Red Bull team principal Christian Horner said his side is waiting to find out how the rest of the 2021 F1 calendar will look before deciding where his drivers will take a fourth power unit and subsequent grid drop.

F1 still hopes to stage 12 races before the end of the year to meet its original 23-round target but there are doubts over the viability of races in Turkey, Mexico and Brazil following a number of revisions to the schedule already.

“Of course we will have to take penalties later in the year,” Horner told Sky Sports F1. “It’s a question of strategically when do we take those.
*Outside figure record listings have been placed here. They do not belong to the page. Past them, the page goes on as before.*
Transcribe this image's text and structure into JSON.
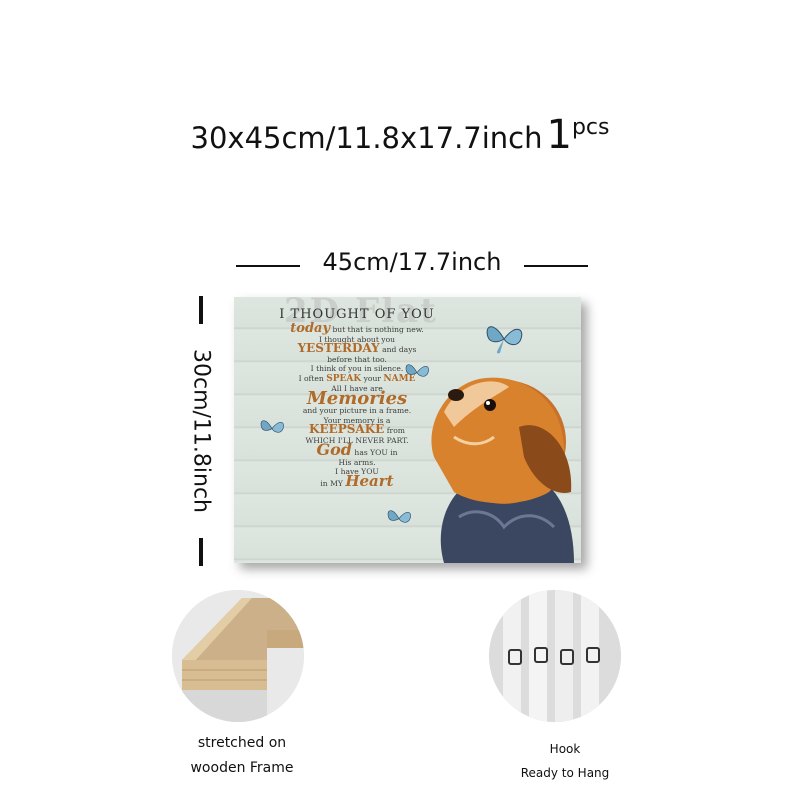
{
  "title": {
    "size": "30x45cm/11.8x17.7inch",
    "quantity": "1",
    "unit": "pcs"
  },
  "width_label": "45cm/17.7inch",
  "height_label": "30cm/11.8inch",
  "canvas": {
    "watermark": "2D Flat",
    "poem": {
      "heading": "I THOUGHT OF YOU",
      "line1_big": "today",
      "line1_rest": "but that is nothing new.",
      "line2": "I thought about you",
      "line3_big": "YESTERDAY",
      "line3_rest": "and days",
      "line4": "before that too.",
      "line5": "I think of you in silence.",
      "line6_pre": "I often",
      "line6_big1": "SPEAK",
      "line6_mid": "your",
      "line6_big2": "NAME",
      "line7": "All I have are",
      "line8_big": "Memories",
      "line9": "and your picture in a frame.",
      "line10": "Your memory is a",
      "line11_big": "KEEPSAKE",
      "line11_rest": "from",
      "line12": "WHICH I'LL NEVER PART.",
      "line13_big": "God",
      "line13_rest": "has YOU in",
      "line14": "His arms.",
      "line15": "I have YOU",
      "line16_pre": "in MY",
      "line16_big": "Heart"
    }
  },
  "features": [
    {
      "caption_line1": "stretched on",
      "caption_line2": "wooden Frame"
    },
    {
      "caption_line1": "Hook",
      "caption_line2": "Ready to Hang"
    }
  ],
  "colors": {
    "accent_text": "#b06a2a",
    "butterfly": "#6fa7c4"
  }
}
I think we’ll wait to see exactly what the calendar evolution looks like as well.

“You’ve got to pick your moments strategically to do that, do you do it early, or do you do it a bit later, or pick a time where you maybe have a bad session and that’s the time to effect the change.”

Spa has traditionally been used as a venue to take tactical engine penalties in the past, though an uncertain weather picture for the rest of the Belgian GP weekend is creating an additional headache.

“It’s an open circuit, you can overtake here, but at the same time, if you qualify well, do you want to be in the mist and spray?” Horner said.

“We saw the danger of being in a damp race at the last weekend. So, it’s something we’re constantly evaluating and constantly looking at.

“I think so long as you’re flexible with it, the right opportunity will present itself.”